Shaw next maintains that there is a genuine issue of fact about whether Dr. Obaisi’s initial course of treatment—steroid injections and anti-inflammatory medication—substantially departed from accepted medical judgment. A substantial departure in care may amount to deliberate indifference. See Sain v. Wood, 512 F.3d 886, 894–95 (7th Cir. 2008). Shaw relies on the expert report of Dr. Mitchell Sheinkop, an orthopedic surgeon, who opined that the standard treatment for rotator cuff-related symptoms is physical therapy.

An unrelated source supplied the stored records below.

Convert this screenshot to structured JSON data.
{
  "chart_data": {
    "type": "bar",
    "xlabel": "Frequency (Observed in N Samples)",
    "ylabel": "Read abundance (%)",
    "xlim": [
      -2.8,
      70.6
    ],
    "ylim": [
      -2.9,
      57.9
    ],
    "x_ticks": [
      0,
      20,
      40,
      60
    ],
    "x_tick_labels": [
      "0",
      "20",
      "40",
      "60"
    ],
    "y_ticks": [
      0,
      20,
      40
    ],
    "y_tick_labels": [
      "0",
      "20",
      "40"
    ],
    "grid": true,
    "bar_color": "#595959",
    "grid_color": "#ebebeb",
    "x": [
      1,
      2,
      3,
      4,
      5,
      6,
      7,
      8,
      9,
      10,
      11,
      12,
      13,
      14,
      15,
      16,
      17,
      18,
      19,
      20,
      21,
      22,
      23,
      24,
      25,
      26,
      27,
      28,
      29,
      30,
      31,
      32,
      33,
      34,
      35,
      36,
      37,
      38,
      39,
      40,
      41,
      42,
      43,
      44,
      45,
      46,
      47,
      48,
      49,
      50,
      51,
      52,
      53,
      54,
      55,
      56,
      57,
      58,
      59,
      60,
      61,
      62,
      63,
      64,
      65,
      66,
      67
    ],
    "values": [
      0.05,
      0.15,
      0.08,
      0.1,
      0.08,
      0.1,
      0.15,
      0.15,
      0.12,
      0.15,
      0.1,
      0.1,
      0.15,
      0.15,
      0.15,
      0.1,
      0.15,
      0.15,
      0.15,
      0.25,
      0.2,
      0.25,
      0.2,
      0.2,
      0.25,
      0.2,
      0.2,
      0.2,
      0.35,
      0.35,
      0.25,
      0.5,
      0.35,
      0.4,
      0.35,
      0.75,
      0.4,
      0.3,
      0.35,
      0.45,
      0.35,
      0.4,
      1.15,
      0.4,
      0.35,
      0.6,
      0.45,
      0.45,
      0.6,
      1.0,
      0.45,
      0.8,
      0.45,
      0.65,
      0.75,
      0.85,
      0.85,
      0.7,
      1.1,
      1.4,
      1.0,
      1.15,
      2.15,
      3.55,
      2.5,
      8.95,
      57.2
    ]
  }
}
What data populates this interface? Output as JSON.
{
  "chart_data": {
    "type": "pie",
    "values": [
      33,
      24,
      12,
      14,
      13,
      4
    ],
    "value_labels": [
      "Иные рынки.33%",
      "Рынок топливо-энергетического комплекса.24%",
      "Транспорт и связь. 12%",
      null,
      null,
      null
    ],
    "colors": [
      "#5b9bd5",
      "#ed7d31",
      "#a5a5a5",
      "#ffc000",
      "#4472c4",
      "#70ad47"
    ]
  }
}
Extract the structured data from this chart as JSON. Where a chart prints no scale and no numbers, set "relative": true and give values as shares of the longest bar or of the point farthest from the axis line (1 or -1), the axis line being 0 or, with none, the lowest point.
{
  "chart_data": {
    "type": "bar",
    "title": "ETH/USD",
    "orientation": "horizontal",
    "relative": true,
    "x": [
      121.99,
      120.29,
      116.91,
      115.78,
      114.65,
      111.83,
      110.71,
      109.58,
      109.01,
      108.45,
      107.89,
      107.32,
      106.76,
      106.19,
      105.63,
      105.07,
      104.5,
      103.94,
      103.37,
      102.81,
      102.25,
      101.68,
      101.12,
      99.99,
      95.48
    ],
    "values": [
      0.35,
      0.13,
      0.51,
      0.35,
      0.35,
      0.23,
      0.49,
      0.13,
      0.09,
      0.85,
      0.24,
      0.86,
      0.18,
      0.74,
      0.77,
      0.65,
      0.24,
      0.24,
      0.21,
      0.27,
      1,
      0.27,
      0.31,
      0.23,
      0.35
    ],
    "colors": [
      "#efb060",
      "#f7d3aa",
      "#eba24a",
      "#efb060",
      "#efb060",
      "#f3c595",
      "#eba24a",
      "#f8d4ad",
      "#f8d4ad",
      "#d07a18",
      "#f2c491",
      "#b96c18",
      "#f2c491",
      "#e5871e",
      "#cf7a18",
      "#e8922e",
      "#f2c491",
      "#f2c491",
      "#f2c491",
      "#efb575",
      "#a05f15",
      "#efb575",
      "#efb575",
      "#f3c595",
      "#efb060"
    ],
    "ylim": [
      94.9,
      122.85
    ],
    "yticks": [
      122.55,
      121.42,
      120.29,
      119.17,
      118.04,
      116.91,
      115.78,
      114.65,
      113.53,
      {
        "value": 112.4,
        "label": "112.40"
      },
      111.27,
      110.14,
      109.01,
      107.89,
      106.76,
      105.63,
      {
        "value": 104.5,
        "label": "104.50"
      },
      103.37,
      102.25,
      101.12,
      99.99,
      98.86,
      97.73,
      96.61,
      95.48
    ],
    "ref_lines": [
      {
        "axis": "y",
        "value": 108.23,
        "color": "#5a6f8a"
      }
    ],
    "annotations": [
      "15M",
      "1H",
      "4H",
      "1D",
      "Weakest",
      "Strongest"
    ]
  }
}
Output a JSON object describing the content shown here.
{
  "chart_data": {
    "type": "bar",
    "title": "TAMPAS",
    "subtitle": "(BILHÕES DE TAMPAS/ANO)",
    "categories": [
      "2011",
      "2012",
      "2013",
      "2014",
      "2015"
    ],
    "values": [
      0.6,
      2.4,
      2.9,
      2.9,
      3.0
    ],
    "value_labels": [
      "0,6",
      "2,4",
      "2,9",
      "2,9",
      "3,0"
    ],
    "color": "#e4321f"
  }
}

Dr. Sheinkop’s report, however, fails to substantiate how Dr. Obaisi’s initial treatment departed from accepted medical judgment. Dr. Sheinkop asserted that therapy is the standard of care, but he said nothing about why that is, or support his conclusion with any reference to medical sources. Indeed, elsewhere in the report, Dr. Sheinkop suggested the contrary: he noted that patients with partial tears in their rotator cuff can be treated with “exercise and/or non-steroidal anti-inflammatory drugs.” An article he attached to his report even highlighted that “[a]nti-inflammatory medication, steroid injections, and physical therapy may all be of benefit in treating symptoms of a cuff tear.” An expert’s unsupported speculation about an ultimate issue of fact is insufficient to avoid summary judgment. See Ennenga v. Starns, 677 F.3d 766, 781 (7th Cir. 2012); see also Bourke v. Conger, 639 F.3d 344, 347 (7th Cir. 2011) (“[A]n expert report that lacks foundation and depth will be given little consideration by courts.”). Dr. Sheinkop’s report fails to raise a genuine fact question about whether Dr. Obaisi’s initial treatment of steroid injections and anti-inflammatory medicine departed from accepted medical judgment.

AFFIRMED

FOOTNOTES

1.   Dr. Obaisi is now deceased and Ghaliah Obaisi, the Independent Executor of the Estate of Saleh Obaisi, is substituted as a party in this case. Shaw also sued a host of other defendants—a grievance officer, several medical directors, a healthcare administrator, the prison’s medical-services contractor, and two wardens—but he does not contest the district court’s entry of summary judgment in their favor, so we say nothing more about these defendants here.